Wounded Inner Child

Christina, one of my patients, recalls how her mother would leave her working and sleeping with the maids. Away from the rest of her siblings in the house.

"The more I tried to please my mother, the more she'd put me down. All throughout my childhood, I wondered about this: I felt like an 'insect' rather than my mother's child," laments Christina.

Christina is a 50-year-old adult now. A wife and mother of 3 grown up boys. But she still feels like an "insect."

Although she looks naturally pretty, she rarely appreciates what people say about her. Mostly she hardly looks people in the eyes.

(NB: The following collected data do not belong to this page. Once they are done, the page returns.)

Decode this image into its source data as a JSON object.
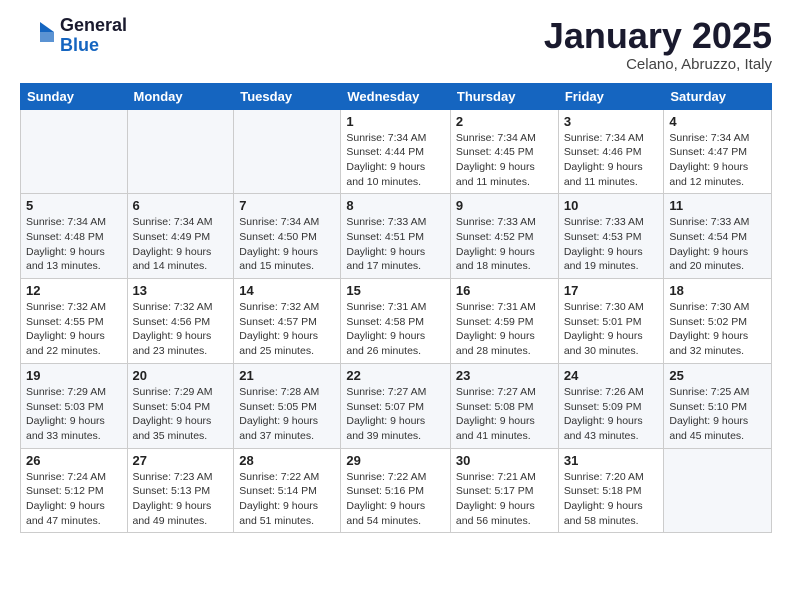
{
  "header": {
    "logo_general": "General",
    "logo_blue": "Blue",
    "month": "January 2025",
    "location": "Celano, Abruzzo, Italy"
  },
  "weekdays": [
    "Sunday",
    "Monday",
    "Tuesday",
    "Wednesday",
    "Thursday",
    "Friday",
    "Saturday"
  ],
  "weeks": [
    [
      {
        "day": "",
        "info": ""
      },
      {
        "day": "",
        "info": ""
      },
      {
        "day": "",
        "info": ""
      },
      {
        "day": "1",
        "info": "Sunrise: 7:34 AM\nSunset: 4:44 PM\nDaylight: 9 hours and 10 minutes."
      },
      {
        "day": "2",
        "info": "Sunrise: 7:34 AM\nSunset: 4:45 PM\nDaylight: 9 hours and 11 minutes."
      },
      {
        "day": "3",
        "info": "Sunrise: 7:34 AM\nSunset: 4:46 PM\nDaylight: 9 hours and 11 minutes."
      },
      {
        "day": "4",
        "info": "Sunrise: 7:34 AM\nSunset: 4:47 PM\nDaylight: 9 hours and 12 minutes."
      }
    ],
    [
      {
        "day": "5",
        "info": "Sunrise: 7:34 AM\nSunset: 4:48 PM\nDaylight: 9 hours and 13 minutes."
      },
      {
        "day": "6",
        "info": "Sunrise: 7:34 AM\nSunset: 4:49 PM\nDaylight: 9 hours and 14 minutes."
      },
      {
        "day": "7",
        "info": "Sunrise: 7:34 AM\nSunset: 4:50 PM\nDaylight: 9 hours and 15 minutes."
      },
      {
        "day": "8",
        "info": "Sunrise: 7:33 AM\nSunset: 4:51 PM\nDaylight: 9 hours and 17 minutes."
      },
      {
        "day": "9",
        "info": "Sunrise: 7:33 AM\nSunset: 4:52 PM\nDaylight: 9 hours and 18 minutes."
      },
      {
        "day": "10",
        "info": "Sunrise: 7:33 AM\nSunset: 4:53 PM\nDaylight: 9 hours and 19 minutes."
      },
      {
        "day": "11",
        "info": "Sunrise: 7:33 AM\nSunset: 4:54 PM\nDaylight: 9 hours and 20 minutes."
      }
    ],
    [
      {
        "day": "12",
        "info": "Sunrise: 7:32 AM\nSunset: 4:55 PM\nDaylight: 9 hours and 22 minutes."
      },
      {
        "day": "13",
        "info": "Sunrise: 7:32 AM\nSunset: 4:56 PM\nDaylight: 9 hours and 23 minutes."
      },
      {
        "day": "14",
        "info": "Sunrise: 7:32 AM\nSunset: 4:57 PM\nDaylight: 9 hours and 25 minutes."
      },
      {
        "day": "15",
        "info": "Sunrise: 7:31 AM\nSunset: 4:58 PM\nDaylight: 9 hours and 26 minutes."
      },
      {
        "day": "16",
        "info": "Sunrise: 7:31 AM\nSunset: 4:59 PM\nDaylight: 9 hours and 28 minutes."
      },
      {
        "day": "17",
        "info": "Sunrise: 7:30 AM\nSunset: 5:01 PM\nDaylight: 9 hours and 30 minutes."
      },
      {
        "day": "18",
        "info": "Sunrise: 7:30 AM\nSunset: 5:02 PM\nDaylight: 9 hours and 32 minutes."
      }
    ],
    [
      {
        "day": "19",
        "info": "Sunrise: 7:29 AM\nSunset: 5:03 PM\nDaylight: 9 hours and 33 minutes."
      },
      {
        "day": "20",
        "info": "Sunrise: 7:29 AM\nSunset: 5:04 PM\nDaylight: 9 hours and 35 minutes."
      },
      {
        "day": "21",
        "info": "Sunrise: 7:28 AM\nSunset: 5:05 PM\nDaylight: 9 hours and 37 minutes."
      },
      {
        "day": "22",
        "info": "Sunrise: 7:27 AM\nSunset: 5:07 PM\nDaylight: 9 hours and 39 minutes."
      },
      {
        "day": "23",
        "info": "Sunrise: 7:27 AM\nSunset: 5:08 PM\nDaylight: 9 hours and 41 minutes."
      },
      {
        "day": "24",
        "info": "Sunrise: 7:26 AM\nSunset: 5:09 PM\nDaylight: 9 hours and 43 minutes."
      },
      {
        "day": "25",
        "info": "Sunrise: 7:25 AM\nSunset: 5:10 PM\nDaylight: 9 hours and 45 minutes."
      }
    ],
    [
      {
        "day": "26",
        "info": "Sunrise: 7:24 AM\nSunset: 5:12 PM\nDaylight: 9 hours and 47 minutes."
      },
      {
        "day": "27",
        "info": "Sunrise: 7:23 AM\nSunset: 5:13 PM\nDaylight: 9 hours and 49 minutes."
      },
      {
        "day": "28",
        "info": "Sunrise: 7:22 AM\nSunset: 5:14 PM\nDaylight: 9 hours and 51 minutes."
      },
      {
        "day": "29",
        "info": "Sunrise: 7:22 AM\nSunset: 5:16 PM\nDaylight: 9 hours and 54 minutes."
      },
      {
        "day": "30",
        "info": "Sunrise: 7:21 AM\nSunset: 5:17 PM\nDaylight: 9 hours and 56 minutes."
      },
      {
        "day": "31",
        "info": "Sunrise: 7:20 AM\nSunset: 5:18 PM\nDaylight: 9 hours and 58 minutes."
      },
      {
        "day": "",
        "info": ""
      }
    ]
  ]
}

Somehow, Christina figures that she is that way always. Her life today is safe and comfortable, but it's barren and emotional destitute.

The "inner child" contains memories, images, and feelings of your childhood. Both conscious and unconscious. What is consciously remembered and what's repressed or forgotten.

When a child is abused, traumatized, or deprived, the "inner child" splits from consciousness when being abused. But it carries repressed anger, rage, hurt and fear.

As you grew into adulthood, the repression from childhood and "splits" from consciousness remain. Even now, as an adult, you still have inside you the child you once were - your wounded inner child.

Healing the wounded inner child involves telling the story in therapy. Why is telling the story important?

Dr. Charles Whitfield eloquently explains,

 "We begin to see the connections between what we are doing and what happened to us when we were little. As we share our story, we begin to break free of being a victim or a martyr, of the repetition compulsion."